3.2. Molecular Dynamics Simulations

In order to investigate and compare the structural stability of the reaction intermediate of the compounds, MD simulations were performed for 10 ns with GROMACS 5.1.5 using optimized potentials for liquid simulations—all-atom (OPLS-AA) [19]. The OPLS-AA force field was utilized to explain the interactions that involved lithium. Our ligand topology for the OPLS-AA force field was generated from the LigParGen server [20]. We have modified the parameter file for the oxygen–metal interaction since the original OPLS-AA force field did not provide it. The systems were solvated in the dodecahedron water box with tip3p water model, and then neutralized with the counter ions [21]. Each solvated system was energy minimized through steepest descent algorithm at 10,000 steps and maximum force lower than 1000 kJ/mol. In two equilibration steps, firstly the equilibration of each system was subjected to number of particles, volume, and temperature (NVT) equilibration at 100 ps at 300 K using Berendsen thermostat algorithm [22]. Secondly, the equilibration of each system was conducted using number of particles, pressure, and temperature (NPT) equilibration for 100 ps of 1 bar using the Parrinello–Rahman barostat [23]. The Linear Constraint Solver for Molecular Simulations (LINCS) algorithm [24] was used to restrain bond and heavy atom bonds. The settle algorithm [25] was utilized to restrict the geometry of water molecules. We calculated the long-range electrostatic interaction and a cut-off distance of 1.2 nm using the Particle Mesh Ewald (PME) algorithm [26]. MD simulations were conducted for 10 ns, saving the coordinate data for every 5 ps.

4. Conclusions

iPrMgCl is an advanced base of ACR. In addition, it is superior to the classic LHMDS/toluene condition when the sterically demanded substrate is subjected to ACR. The improvement of the aspect of reactions is derived from the relative stability of the desired conformation for ACR. MD simulations were carried out to investigate the structural stability of the reaction intermediates.

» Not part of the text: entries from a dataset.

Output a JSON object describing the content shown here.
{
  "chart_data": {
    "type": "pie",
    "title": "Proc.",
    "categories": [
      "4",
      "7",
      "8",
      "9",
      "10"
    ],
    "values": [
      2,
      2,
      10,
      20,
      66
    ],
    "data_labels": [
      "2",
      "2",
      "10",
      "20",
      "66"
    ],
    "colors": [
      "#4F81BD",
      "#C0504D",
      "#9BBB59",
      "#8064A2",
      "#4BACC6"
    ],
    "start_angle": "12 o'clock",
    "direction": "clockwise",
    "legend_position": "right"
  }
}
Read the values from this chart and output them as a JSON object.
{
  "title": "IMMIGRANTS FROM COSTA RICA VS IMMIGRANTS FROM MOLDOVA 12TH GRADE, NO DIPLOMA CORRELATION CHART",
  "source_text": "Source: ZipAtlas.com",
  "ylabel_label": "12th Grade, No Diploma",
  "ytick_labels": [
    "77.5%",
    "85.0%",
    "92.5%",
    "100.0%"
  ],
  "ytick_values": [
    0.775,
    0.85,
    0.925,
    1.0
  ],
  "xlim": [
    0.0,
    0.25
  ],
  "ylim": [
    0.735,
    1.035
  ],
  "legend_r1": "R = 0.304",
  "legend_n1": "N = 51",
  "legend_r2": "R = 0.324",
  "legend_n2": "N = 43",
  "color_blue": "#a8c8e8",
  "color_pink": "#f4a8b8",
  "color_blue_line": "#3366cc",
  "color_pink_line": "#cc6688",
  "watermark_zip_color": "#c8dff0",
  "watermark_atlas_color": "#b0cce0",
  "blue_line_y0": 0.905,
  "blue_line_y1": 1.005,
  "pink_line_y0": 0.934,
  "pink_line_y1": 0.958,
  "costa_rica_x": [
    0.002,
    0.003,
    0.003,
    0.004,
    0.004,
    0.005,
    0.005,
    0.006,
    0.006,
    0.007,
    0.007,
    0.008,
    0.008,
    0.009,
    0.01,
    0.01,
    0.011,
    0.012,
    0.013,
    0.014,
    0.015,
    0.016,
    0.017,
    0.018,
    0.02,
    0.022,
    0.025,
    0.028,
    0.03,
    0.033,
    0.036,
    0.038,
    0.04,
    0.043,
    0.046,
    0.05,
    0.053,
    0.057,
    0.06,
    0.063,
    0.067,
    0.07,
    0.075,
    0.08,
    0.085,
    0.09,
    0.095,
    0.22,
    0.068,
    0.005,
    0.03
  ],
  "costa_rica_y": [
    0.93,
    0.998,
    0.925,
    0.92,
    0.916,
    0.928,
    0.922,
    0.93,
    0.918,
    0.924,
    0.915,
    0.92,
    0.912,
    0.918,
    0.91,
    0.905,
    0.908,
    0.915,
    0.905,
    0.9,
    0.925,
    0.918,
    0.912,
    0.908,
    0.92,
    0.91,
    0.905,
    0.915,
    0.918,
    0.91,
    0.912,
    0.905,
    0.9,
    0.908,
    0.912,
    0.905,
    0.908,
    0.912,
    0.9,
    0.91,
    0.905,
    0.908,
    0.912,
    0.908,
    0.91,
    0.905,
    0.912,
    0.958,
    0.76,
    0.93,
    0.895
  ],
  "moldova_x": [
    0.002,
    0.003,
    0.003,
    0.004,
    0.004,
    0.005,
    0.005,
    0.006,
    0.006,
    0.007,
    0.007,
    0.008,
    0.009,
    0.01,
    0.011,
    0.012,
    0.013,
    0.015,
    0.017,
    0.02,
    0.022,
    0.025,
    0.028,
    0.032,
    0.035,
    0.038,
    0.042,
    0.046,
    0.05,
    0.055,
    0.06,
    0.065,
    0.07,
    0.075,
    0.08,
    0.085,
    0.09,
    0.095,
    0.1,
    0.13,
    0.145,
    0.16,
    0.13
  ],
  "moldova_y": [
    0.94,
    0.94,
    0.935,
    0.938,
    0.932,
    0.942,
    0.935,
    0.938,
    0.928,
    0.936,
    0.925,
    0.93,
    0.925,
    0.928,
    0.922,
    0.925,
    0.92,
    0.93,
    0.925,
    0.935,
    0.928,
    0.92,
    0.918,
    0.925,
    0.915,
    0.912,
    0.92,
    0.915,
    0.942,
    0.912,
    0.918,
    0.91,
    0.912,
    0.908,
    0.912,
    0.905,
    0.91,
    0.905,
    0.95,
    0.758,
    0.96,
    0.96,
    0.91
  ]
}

The results of C-C-C-O dihedral angle analysis clearly showed that the structural stability of the intermediates was highly related to the portion of the product in the reaction. More detailed mechanistic investigations using other substrates, as well as their applications to the synthesis of bioactive molecules or natural products, will be discussed in due course.